A vida é uma estrada que nos conduz por inusitados caminhos. Recordo aquele aniversário, apenas sonhado, em que viajei até ao Porto para um passeio pelo parque, contigo. Ainda suado da caminhada desde a estação, encontro sombra junto das frondosas árvores, abrigos naturais, que ajudam a recuperar o fôlego. Aí pego na tua mão e corro pela relva, levando-te até ao lago coberto de verdete. Parece sólido, apetece caminhar sobre ele, testar o seu limite de resistência. Aproximas-te dele e toca-lo. Formam-se pequenas ondas que se arrastam até à borda onde me encontro. Foi aí que tive a certeza de que te amo. A tua simplicidade abateu-se sobre mim de uma forma que eu nunca tinha sentido. Nesse momento posso viver ou morrer contigo, é um tanto faz.

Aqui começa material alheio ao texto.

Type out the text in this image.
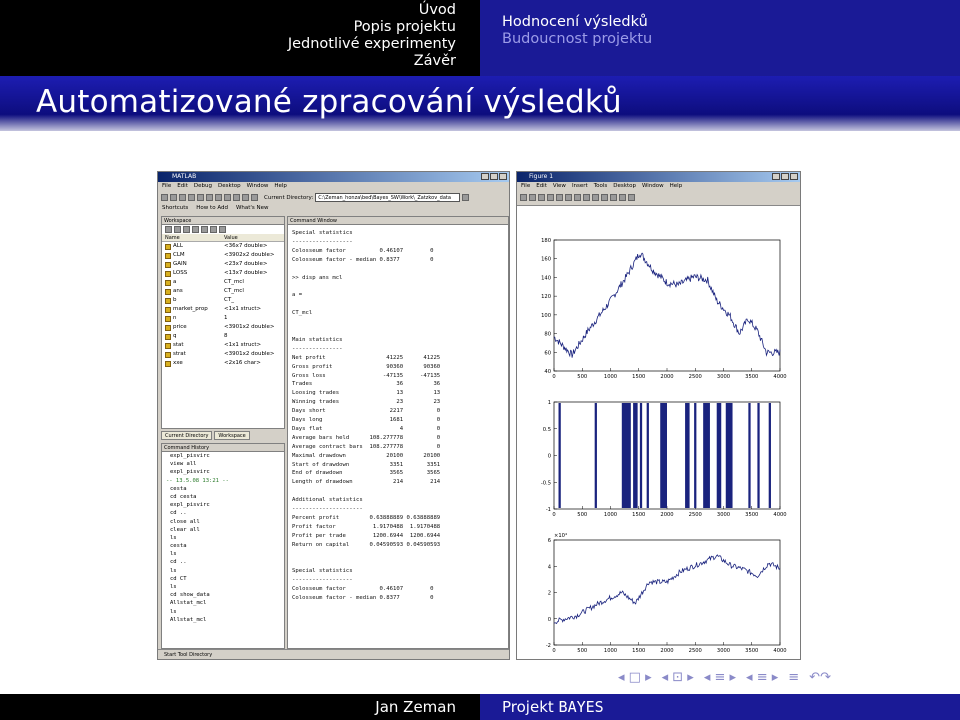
Úvod
Popis projektu
Jednotlivé experimenty
Závěr
Hodnocení výsledků
Budoucnost projektu
Automatizované zpracování výsledků
MATLAB
File Edit Debug Desktop Window Help
Current Directory:	C:\Zeman_honza\bed\Bayes_SW\Work\_Zatzkov_data
Shortcuts How to Add What's New
Workspace
Name	Value
ALL	<36x7 double>
CLM	<3902x2 double>
GAIN	<23x7 double>
LOSS	<13x7 double>
a	CT_mcl
ans	CT_mcl
b	CT_
market_prop	<1x1 struct>
n	1
price	<3901x2 double>
q	8
stat	<1x1 struct>
strat	<3901x2 double>
xxe	<2x16 char>
Current Directory	Workspace
Command History
expl_pisvirc
view all
expl_pisvirc
-- 13.5.08 13:21 --
cesta
cd cesta
expl_pisvirc
cd ..
close all
clear all
ls
cesta
ls
cd ..
ls
cd CT
ls
cd show_data
Allstat_mcl
ls
Allstat_mcl
Command Window
Special statistics
------------------
Colosseum factor          0.46107        0
Colosseum factor - median 0.8377         0

>> disp ans mcl

a =

CT_mcl

Main statistics
---------------
Net profit                  41225      41225
Gross profit                90360      90360
Gross loss                 -47135     -47135
Trades                         36         36
Loosing trades                 13         13
Winning trades                 23         23
Days short                   2217          0
Days long                    1681          0
Days flat                       4          0
Average bars held      108.277778          0
Average contract bars  108.277778          0
Maximal drawdown            20100      20100
Start of drawdown            3351       3351
End of drawdown              3565       3565
Length of drawdown            214        214

Additional statistics
---------------------
Percent profit         0.63888889 0.63888889
Profit factor           1.9170488  1.9170488
Profit per trade        1200.6944  1200.6944
Return on capital      0.04590593 0.04590593

Special statistics
------------------
Colosseum factor          0.46107        0
Colosseum factor - median 0.8377         0
Start Tool Directory
Figure 1
File Edit View Insert Tools Desktop Window Help
0	500	1000	1500	2000	2500	3000	3500	4000
180
160
140
120
100
80
60
40
0	500	1000	1500	2000	2500	3000	3500	4000
1
0.5
0
-0.5
-1
0	500	1000	1500	2000	2500	3000	3500	4000
6
4
2
0
-2
×10⁴
◂ □ ▸ ◂ ⊡ ▸ ◂ ≡ ▸ ◂ ≡ ▸ ≡ ↶↷
Jan Zeman	Projekt BAYES
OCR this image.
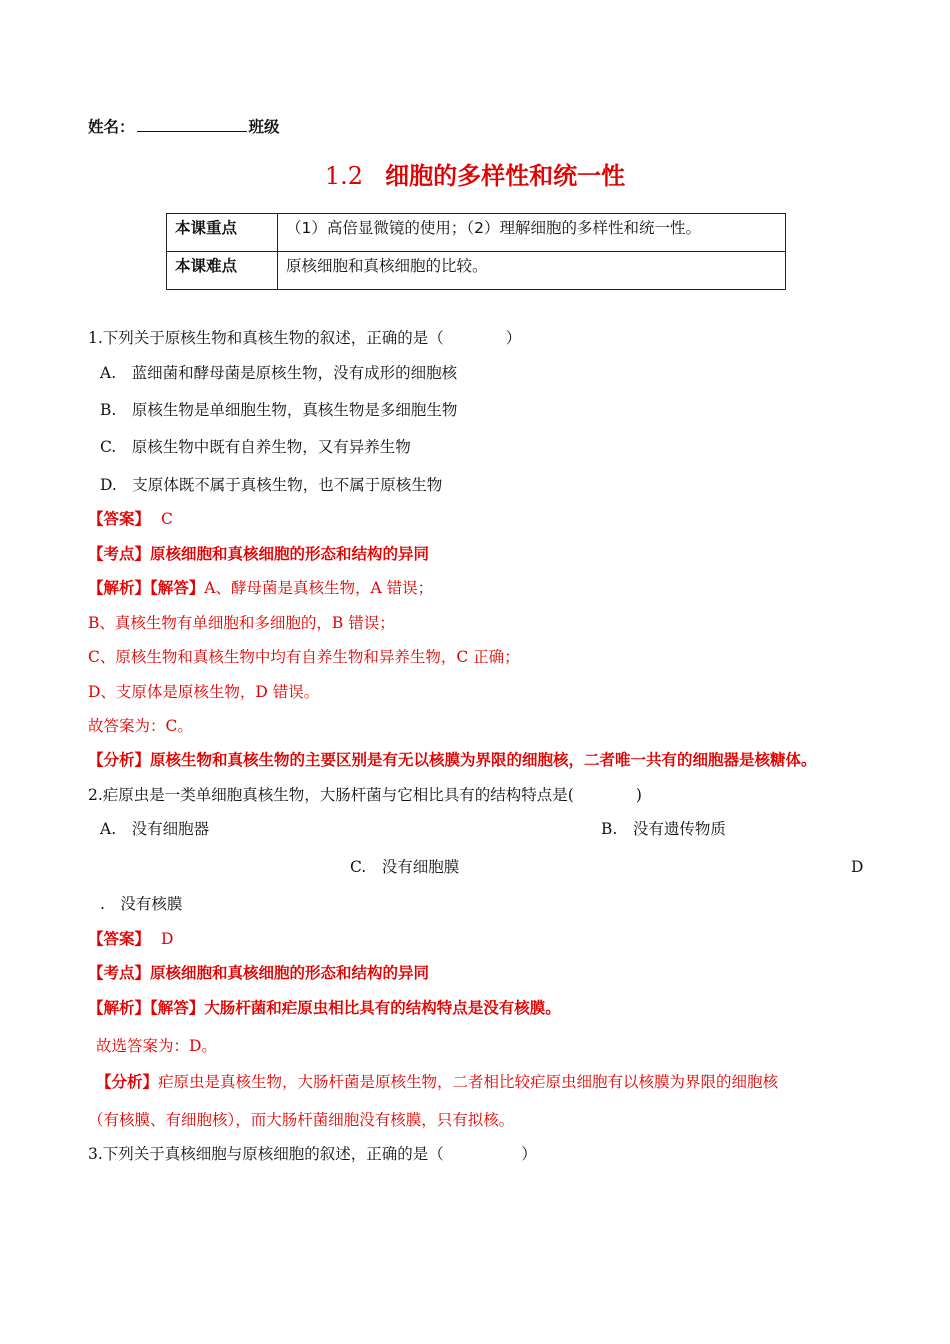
姓名：	班级
1.2 细胞的多样性和统一性
本课重点	（1）高倍显微镜的使用；（2）理解细胞的多样性和统一性。
本课难点	原核细胞和真核细胞的比较。
1.下列关于原核生物和真核生物的叙述，正确的是（　　　　）
A.　蓝细菌和酵母菌是原核生物，没有成形的细胞核
B.　原核生物是单细胞生物，真核生物是多细胞生物
C.　原核生物中既有自养生物，又有异养生物
D.　支原体既不属于真核生物，也不属于原核生物
【答案】 C
【考点】原核细胞和真核细胞的形态和结构的异同
【解析】【解答】A、酵母菌是真核生物，A 错误；
B、真核生物有单细胞和多细胞的，B 错误；
C、原核生物和真核生物中均有自养生物和异养生物，C 正确；
D、支原体是原核生物，D 错误。
故答案为：C。
【分析】原核生物和真核生物的主要区别是有无以核膜为界限的细胞核，二者唯一共有的细胞器是核糖体。
2.疟原虫是一类单细胞真核生物，大肠杆菌与它相比具有的结构特点是(　　　　)
A.　没有细胞器	B.　没有遗传物质
C.　没有细胞膜	D
.　没有核膜
【答案】 D
【考点】原核细胞和真核细胞的形态和结构的异同
【解析】【解答】大肠杆菌和疟原虫相比具有的结构特点是没有核膜。
故选答案为：D。
【分析】疟原虫是真核生物，大肠杆菌是原核生物，二者相比较疟原虫细胞有以核膜为界限的细胞核
（有核膜、有细胞核），而大肠杆菌细胞没有核膜，只有拟核。
3.下列关于真核细胞与原核细胞的叙述，正确的是（　　　　　）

Volto a procurar a tua mão e levo-te para fora do parque. O calor já não sufoca tanto, é mais fácil deambular pela rua. A fome começa a apertar e é necessário satisfazê-la. Como a felicidade não depende daquilo que se come, uma francesinha chega para saciar o animal. Do jantar pouco me recordo em relação a ti, a não ser que tinhas um sorriso de orelha a orelha e que falavas como se a humanidade canalizasse toda a sua voz por ti. Como gosto de te ouvir falar! A tua palavra é alegria, que se mistura com o ar, perfumando-o. O teu olhar transmite-me confiança e sinto-me completamente preenchido por ela. É muito bom perceber que alguém acredita em nós. Espero que isto continue para sempre.
A noite não ficaria completa se não fossemos ouvir música a um bar. Uma sala antiga, com uma certa aura mágica. Havia mesas para dois, quadradas, cobertas com toalhas vermelhas, junto às laterais, abrindo uma enorme clareira, utilizada pelos clientes como espaço de dança. Sentámo-nos perto da porta e pedimos apenas um copo de água. Observando a sala, que se encontrava a meia-luz, reparei num casal que discutia no canto oposto ao que me encontrava. A mulher olhava o homem com um ar carrancudo, enquanto este se apresentava apreensivo, como se não percebesse por que razão discutia. Neste momento a minha atenção foi desviada por algo que tocava na minha mão. Era o teu indicador que me chamava de volta. Só aí compreendi o que ele me queria. A música que tocava era a “Wonderful Tonight” do Eric Clapton. E tu pedias que a dançasse contigo. Como um cavalheiro, peguei na tua mão, levei-te à pista e coloquei-te as mãos na cintura, enquanto fazias o mesmo nos meus ombros. A lentidão dessa balada favorece-nos, é mais fácil conduzir-te. E eu gosto de sentir o teu coração a palpitar, é um teste à minha própria vida. Há músicas que nunca deviam acabar, mas a verdade é que esta chegou ao fim. Saímos para a rua e já encontramos uma leve brisa, normal na zona da Ribeira. Chegamo-nos ao rio e ficamos no silêncio a observar a água. Eu não penso em nada, apenas observo e interiorizo toda aquela água calma. Já tu pareces refletir sobre algo que eu não sei. É importante, de certeza, mas está fora da minha compreensão.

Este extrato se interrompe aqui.